UK online gamblers had a tough time during the COVID19 pandemic. All the major sporting events were either canceled or postponed and that tanked the revenue of all the online gambling operators. However, in June, major sports events came back without the audience of course. This has resulted in a great boost to the revenue of the gambling operators in June.
The UKGC or the UK Gambling Commission released the details on Monday. The Gross Gambling Yield (GGY) from real event sports betting has hit £217.5mn in June. This is a 115% increase from the statistics of May which was reported to be £101.3mn. However, the data is collected from the biggest operators of the UK which represents almost 80% of the market share.
The so-called ‘real’ sports wagering took a hit however in June as the online slots GGY fell by 9.6% from May to £166.5mn.
The other casino products also slipped by 12% to £68.5mn. The virtual sports betting wasn’t really promising either and was off by 15.2% to £9.6mn. The eSports also slid by one quarter to £3.5mn as per the data released by the UKGC.
The online poker honeymoon seems to be over in the UK. It tumbled by 36% from May to £11.7mn. The online active online poker players also fell by one-quarter on a month-on-month comparison in June. The active online slots players rose by less than 1% in June from May. Interestingly, however, the bets placed were 5.2% lesser than May in June.
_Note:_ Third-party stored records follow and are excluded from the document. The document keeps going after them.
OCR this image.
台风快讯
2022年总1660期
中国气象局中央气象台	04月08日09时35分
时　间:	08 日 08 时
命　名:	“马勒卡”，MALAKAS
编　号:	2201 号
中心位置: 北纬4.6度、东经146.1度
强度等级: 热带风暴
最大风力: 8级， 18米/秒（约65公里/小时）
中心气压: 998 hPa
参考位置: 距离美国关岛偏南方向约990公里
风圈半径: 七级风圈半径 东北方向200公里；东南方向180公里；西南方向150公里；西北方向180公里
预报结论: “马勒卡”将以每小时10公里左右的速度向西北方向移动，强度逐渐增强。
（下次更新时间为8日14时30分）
It seems the budget has shifted to a real sports event.
The data reveals that the online slots session exceeded one hour was down by 5% in June. The poker’s decline has also reduced the online gaming session average down by 1 minute which now sits at 21 minutes. This is the first decline since March 2020 for the online gaming session.
The UKGC has promoted vigorous monitoring of customer activity to understand the signs of problem gambling. It has been noted that the customer interactions have increased by 12% in June on a month-on-month comparison. Out of this, 6% of the interactions are direct with the staff, and remaining have interacted with automated systems like chatbot or others.
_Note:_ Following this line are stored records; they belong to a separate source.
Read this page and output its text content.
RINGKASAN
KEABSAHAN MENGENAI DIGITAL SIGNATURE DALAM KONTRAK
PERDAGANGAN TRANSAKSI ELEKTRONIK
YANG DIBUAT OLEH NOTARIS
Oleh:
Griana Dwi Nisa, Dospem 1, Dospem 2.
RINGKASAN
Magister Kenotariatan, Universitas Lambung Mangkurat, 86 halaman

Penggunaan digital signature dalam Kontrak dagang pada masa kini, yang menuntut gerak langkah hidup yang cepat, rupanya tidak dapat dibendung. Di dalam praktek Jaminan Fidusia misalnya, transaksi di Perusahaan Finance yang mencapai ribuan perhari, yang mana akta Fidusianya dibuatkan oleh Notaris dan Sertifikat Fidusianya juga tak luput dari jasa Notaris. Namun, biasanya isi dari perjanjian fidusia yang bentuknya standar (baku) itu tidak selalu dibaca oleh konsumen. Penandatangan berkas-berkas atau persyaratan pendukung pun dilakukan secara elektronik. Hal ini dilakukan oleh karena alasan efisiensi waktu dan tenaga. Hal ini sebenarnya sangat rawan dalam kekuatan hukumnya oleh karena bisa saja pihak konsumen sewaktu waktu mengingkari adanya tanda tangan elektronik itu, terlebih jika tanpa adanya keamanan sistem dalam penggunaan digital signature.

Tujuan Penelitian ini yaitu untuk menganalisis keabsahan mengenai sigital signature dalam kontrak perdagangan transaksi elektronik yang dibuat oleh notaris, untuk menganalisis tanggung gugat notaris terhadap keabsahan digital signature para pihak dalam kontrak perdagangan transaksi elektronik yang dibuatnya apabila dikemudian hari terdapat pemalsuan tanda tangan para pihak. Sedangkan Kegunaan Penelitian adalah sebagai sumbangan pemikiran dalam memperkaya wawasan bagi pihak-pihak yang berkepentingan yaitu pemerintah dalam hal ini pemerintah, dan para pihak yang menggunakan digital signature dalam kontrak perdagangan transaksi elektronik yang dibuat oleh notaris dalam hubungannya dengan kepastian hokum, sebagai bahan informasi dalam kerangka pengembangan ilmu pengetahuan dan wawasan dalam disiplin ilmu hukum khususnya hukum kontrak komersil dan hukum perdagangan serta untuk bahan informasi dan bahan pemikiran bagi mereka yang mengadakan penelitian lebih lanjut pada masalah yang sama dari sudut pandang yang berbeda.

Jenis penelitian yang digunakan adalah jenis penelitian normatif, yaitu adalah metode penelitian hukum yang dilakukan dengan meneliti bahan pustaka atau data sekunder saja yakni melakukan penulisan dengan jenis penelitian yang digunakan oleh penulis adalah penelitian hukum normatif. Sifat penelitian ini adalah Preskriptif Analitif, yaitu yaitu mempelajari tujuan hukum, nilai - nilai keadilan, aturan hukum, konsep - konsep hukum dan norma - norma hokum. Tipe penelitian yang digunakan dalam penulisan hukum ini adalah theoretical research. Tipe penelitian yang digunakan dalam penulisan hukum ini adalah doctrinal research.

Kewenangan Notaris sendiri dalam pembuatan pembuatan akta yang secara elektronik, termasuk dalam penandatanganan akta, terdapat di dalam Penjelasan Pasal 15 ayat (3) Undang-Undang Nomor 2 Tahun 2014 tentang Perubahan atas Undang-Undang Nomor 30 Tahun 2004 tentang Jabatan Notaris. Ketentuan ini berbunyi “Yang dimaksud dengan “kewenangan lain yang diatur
As the UK market shows signs of recovery, the racing bookmakers are also pulling up their shocks. A two-week pilot program is planned from Tuesday on Beverley, Fontwell, and Kempton tracks. This pilot program is intended to find how bookies can wager while following pandemic guidelines.
Given that the punters are not welcome at the track at this point, horse owners would be the only one to put a wager. However, the trial is to get a broader picture.